Results showed that each one standard deviation increase in cumulative systolic blood pressure load was associated with a 14% increase in major cardiovascular events, a 13% increase in all-cause mortality, and a 21% increase in cardiovascular death.
Cumulative systolic blood pressure load outperformed mean systolic blood pressure, time-below-target, and visit-to-visit systolic blood pressure variability for the prediction of cardiovascular events and death and also discriminated risk and reclassified more patients’ risk correctly than the other measures.
“Small improvements in risk prediction can have a major impact when scaled up across large high-risk populations. Furthermore, cumulative systolic pressure load may also prove useful to inform the design of future clinical trials,” the researchers say.
Although the present study only assessed cumulative systolic blood pressure load over 24 months, clinicians should recognize the importance of this measure over a lifetime, they note.
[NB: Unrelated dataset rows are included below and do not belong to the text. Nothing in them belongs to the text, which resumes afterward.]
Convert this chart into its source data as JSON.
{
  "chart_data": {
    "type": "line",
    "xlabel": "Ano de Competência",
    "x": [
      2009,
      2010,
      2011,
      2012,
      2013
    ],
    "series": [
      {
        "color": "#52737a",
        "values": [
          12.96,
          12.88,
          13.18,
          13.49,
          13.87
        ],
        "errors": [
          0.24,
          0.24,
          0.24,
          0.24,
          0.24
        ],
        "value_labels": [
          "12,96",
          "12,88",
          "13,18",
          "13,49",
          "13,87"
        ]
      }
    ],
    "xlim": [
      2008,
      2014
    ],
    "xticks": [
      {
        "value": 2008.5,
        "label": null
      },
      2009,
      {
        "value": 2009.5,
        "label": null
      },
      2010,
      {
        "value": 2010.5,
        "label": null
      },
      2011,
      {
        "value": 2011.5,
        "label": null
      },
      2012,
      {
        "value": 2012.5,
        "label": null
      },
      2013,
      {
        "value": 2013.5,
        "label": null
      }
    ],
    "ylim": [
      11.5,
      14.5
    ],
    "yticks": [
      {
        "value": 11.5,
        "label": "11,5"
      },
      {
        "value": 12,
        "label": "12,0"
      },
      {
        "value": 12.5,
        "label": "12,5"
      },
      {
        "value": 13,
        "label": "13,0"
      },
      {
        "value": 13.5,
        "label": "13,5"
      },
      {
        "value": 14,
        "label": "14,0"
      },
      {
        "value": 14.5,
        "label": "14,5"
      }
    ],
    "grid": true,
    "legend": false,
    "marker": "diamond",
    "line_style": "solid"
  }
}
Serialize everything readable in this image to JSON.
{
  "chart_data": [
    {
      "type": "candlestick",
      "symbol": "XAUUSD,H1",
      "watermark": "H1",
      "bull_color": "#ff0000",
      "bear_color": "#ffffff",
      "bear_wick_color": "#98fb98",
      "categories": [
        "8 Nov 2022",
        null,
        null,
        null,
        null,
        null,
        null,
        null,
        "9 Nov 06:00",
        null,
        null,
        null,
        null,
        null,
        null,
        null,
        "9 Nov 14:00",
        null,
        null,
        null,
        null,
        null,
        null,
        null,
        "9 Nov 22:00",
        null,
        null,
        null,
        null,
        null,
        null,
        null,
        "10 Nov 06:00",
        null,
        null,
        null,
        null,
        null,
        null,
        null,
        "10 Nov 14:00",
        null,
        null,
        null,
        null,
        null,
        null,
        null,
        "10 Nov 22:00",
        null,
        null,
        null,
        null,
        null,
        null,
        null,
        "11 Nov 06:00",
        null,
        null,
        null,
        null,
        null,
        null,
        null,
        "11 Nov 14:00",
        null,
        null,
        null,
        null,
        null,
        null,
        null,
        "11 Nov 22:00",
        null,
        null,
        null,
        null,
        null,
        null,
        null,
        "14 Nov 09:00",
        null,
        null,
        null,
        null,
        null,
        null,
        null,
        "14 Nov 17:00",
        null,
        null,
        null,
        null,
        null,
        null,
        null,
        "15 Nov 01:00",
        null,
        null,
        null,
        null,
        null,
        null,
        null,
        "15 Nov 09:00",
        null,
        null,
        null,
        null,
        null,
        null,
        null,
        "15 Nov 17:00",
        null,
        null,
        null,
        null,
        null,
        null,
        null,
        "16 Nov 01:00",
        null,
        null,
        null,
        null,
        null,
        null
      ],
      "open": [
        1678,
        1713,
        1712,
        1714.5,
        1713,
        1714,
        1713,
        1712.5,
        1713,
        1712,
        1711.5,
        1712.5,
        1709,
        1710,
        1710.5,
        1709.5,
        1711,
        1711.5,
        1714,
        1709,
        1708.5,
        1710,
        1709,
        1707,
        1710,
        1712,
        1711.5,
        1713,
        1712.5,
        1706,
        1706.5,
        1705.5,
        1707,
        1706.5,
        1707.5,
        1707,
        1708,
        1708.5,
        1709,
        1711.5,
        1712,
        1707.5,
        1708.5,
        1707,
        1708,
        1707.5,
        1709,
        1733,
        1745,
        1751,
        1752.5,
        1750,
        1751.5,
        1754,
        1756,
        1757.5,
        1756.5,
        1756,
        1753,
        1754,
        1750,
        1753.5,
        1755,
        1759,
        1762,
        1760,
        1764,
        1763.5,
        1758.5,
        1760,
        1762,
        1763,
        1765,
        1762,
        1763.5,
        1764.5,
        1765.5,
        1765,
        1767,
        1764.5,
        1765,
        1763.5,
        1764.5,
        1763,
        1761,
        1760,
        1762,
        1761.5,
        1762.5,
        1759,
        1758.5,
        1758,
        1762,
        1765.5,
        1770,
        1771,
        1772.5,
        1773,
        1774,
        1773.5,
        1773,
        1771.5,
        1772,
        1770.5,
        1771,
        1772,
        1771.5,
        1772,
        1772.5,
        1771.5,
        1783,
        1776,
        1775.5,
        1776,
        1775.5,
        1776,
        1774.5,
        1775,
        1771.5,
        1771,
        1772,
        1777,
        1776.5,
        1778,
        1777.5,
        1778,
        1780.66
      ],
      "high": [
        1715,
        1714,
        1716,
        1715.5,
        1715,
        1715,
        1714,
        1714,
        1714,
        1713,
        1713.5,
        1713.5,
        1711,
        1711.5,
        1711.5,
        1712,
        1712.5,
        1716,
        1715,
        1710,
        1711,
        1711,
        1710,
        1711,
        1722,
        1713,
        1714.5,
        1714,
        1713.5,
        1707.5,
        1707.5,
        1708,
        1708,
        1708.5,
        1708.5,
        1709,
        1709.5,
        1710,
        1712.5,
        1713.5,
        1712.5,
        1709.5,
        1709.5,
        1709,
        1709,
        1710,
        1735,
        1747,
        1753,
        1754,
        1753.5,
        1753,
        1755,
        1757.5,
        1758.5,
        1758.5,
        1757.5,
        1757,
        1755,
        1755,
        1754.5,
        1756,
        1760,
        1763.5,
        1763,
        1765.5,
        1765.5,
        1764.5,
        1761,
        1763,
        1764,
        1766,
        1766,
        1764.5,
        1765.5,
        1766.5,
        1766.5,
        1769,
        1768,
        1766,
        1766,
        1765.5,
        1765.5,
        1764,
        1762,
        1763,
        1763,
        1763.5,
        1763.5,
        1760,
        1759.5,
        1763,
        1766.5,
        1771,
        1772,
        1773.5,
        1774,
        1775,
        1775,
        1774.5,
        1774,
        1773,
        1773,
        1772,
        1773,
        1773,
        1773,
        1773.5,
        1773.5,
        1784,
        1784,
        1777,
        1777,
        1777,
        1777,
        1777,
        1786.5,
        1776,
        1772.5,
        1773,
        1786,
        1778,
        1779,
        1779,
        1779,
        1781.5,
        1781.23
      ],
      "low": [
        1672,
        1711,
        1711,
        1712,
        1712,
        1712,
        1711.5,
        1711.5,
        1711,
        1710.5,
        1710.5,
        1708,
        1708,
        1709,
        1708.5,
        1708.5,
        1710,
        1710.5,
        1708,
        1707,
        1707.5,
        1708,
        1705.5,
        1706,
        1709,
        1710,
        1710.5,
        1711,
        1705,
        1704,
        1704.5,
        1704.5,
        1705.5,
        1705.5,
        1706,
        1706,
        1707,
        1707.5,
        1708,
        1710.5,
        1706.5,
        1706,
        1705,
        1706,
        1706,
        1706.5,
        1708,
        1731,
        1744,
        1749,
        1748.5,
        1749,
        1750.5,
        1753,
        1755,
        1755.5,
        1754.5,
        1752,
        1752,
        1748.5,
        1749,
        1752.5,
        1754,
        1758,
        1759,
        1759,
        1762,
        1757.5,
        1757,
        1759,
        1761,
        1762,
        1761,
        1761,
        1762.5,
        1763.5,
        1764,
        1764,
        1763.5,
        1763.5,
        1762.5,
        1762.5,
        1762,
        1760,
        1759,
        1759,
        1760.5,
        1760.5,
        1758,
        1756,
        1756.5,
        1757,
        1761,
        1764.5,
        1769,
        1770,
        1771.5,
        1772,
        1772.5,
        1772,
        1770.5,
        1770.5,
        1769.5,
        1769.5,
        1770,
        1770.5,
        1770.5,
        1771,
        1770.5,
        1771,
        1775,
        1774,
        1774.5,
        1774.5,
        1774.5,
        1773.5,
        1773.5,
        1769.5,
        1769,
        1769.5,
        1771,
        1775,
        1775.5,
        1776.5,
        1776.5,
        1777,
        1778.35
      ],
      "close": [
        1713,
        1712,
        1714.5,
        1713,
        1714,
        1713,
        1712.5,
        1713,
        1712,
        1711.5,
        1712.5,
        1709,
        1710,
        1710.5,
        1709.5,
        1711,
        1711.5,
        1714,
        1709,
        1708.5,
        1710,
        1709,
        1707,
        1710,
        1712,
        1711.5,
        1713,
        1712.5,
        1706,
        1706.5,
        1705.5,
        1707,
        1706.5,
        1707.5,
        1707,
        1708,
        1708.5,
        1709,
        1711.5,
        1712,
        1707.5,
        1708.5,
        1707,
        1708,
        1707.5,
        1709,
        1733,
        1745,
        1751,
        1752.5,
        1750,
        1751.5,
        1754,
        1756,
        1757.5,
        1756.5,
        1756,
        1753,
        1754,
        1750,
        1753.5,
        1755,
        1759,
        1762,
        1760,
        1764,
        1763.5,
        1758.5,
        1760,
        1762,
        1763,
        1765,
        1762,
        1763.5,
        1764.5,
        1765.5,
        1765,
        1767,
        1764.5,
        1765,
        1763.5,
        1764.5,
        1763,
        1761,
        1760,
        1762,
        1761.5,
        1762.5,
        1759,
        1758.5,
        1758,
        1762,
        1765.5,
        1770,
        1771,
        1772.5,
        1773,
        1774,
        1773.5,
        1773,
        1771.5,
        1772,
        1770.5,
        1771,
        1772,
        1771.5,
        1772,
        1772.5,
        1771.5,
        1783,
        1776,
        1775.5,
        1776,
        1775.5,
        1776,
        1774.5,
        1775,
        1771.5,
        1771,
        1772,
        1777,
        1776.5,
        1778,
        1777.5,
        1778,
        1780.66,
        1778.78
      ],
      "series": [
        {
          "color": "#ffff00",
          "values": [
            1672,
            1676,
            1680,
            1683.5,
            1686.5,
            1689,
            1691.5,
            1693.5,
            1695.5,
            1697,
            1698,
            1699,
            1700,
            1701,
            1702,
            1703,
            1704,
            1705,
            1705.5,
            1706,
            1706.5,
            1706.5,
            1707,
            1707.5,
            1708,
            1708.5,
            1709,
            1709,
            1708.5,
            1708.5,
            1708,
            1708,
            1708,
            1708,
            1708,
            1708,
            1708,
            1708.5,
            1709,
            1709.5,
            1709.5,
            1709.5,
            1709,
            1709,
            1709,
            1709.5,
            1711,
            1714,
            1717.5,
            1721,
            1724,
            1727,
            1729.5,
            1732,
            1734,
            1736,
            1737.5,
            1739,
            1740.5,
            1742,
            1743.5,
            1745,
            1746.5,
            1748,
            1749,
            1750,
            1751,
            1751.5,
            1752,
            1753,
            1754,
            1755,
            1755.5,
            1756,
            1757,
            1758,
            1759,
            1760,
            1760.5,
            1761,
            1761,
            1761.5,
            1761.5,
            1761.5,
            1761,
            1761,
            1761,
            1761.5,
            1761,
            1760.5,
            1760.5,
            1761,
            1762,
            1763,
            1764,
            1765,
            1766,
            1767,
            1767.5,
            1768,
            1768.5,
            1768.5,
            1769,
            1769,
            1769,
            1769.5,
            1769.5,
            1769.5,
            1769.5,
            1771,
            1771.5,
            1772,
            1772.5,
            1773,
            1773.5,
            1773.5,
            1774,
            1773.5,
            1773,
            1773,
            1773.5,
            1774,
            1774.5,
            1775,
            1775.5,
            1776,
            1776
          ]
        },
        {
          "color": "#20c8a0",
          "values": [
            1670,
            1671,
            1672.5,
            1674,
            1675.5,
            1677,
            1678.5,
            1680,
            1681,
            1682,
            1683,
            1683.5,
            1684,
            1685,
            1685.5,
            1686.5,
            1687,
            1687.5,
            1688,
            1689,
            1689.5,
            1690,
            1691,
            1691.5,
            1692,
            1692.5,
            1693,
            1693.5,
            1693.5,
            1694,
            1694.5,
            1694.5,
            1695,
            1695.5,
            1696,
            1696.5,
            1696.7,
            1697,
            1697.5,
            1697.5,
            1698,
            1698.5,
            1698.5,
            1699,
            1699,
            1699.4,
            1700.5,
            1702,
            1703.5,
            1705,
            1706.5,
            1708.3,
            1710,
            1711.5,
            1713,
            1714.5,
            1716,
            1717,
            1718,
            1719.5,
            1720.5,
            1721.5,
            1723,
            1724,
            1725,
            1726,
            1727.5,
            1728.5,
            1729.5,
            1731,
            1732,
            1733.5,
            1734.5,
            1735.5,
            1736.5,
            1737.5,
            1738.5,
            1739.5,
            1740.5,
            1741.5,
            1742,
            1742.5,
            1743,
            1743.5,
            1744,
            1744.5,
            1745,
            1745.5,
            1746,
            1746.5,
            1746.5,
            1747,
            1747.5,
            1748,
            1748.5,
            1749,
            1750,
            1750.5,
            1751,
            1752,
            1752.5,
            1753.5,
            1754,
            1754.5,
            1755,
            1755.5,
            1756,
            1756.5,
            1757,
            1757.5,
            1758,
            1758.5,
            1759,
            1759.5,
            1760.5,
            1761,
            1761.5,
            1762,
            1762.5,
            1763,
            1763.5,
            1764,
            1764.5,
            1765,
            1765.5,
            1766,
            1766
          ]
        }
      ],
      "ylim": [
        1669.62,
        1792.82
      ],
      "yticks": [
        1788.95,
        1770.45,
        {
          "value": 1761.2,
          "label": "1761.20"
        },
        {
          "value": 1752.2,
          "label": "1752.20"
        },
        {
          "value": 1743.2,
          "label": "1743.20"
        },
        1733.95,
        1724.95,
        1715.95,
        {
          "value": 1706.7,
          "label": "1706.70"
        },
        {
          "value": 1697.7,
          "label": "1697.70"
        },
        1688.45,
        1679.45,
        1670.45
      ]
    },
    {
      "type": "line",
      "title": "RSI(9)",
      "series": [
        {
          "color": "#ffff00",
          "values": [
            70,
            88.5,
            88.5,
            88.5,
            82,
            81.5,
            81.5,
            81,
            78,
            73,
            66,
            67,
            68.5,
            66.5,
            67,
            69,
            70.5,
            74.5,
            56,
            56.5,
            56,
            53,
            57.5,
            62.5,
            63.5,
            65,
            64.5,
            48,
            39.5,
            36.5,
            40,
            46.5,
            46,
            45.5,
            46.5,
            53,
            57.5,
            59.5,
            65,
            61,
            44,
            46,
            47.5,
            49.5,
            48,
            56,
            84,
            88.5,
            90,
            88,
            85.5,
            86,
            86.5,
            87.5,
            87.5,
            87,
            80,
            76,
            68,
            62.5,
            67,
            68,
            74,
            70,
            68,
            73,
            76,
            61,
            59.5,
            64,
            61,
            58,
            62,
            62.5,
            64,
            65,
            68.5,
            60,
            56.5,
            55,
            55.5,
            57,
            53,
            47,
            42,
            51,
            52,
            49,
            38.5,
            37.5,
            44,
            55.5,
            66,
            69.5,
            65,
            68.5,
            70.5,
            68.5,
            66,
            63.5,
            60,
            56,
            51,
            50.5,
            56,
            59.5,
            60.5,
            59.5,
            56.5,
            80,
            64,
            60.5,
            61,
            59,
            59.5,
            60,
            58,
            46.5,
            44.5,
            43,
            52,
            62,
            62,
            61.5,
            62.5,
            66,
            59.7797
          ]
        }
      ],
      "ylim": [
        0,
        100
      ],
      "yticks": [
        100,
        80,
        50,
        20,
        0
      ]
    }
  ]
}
“This approach emphasizes the importance of early blood pressure–lowering interventions to reduce the cumulative systolic blood pressure load that each individual experiences over their lifetime,” they conclude.
The researchers suggest that, based on these results, cumulative systolic blood pressure load and visit-to-visit systolic blood pressure variability “should be used in conjunction in future cardiovascular risk prediction algorithms.”
In an accompanying editorial, Donald Lloyd-Jones, MD, Northwestern Feinberg School of Medicine, Chicago, says that before routinely adopting these new measures, several additional questions need to be addressed.
He notes that many patients in the current study already had cardiovascular disease, and it is not known whether the benefit was consistent among those with and without cardiovascular disease. In addition, longer term data using blood pressure measurements in the real-world clinical setting would be desirable, as well as information on whether these new measures add incremental value to existing risk prediction equations.
“Certainly, the next guidelines should reconsider all types of blood pressure measures, and other potential predictors, to optimize risk estimation and identification of patients with greatest net benefit from risk-reducing therapies,” Dr. Lloyd-Jones comments.
“Ultimately, clinicians should leverage as much information on their patients as possible to understand their blood pressure–related cardiovascular risk, to identify those who may be more likely have occult or emerging subclinical target organ damage, and to identify those who may have particular net benefit from earlier or more intensive treatment,” he concludes.
“These opportunities are more readily available with integration of data that allow for visualization of longer-term blood pressure patterns and incorporation of home monitoring and ambulatory monitoring data to monitor out-of-office blood pressure levels and control.”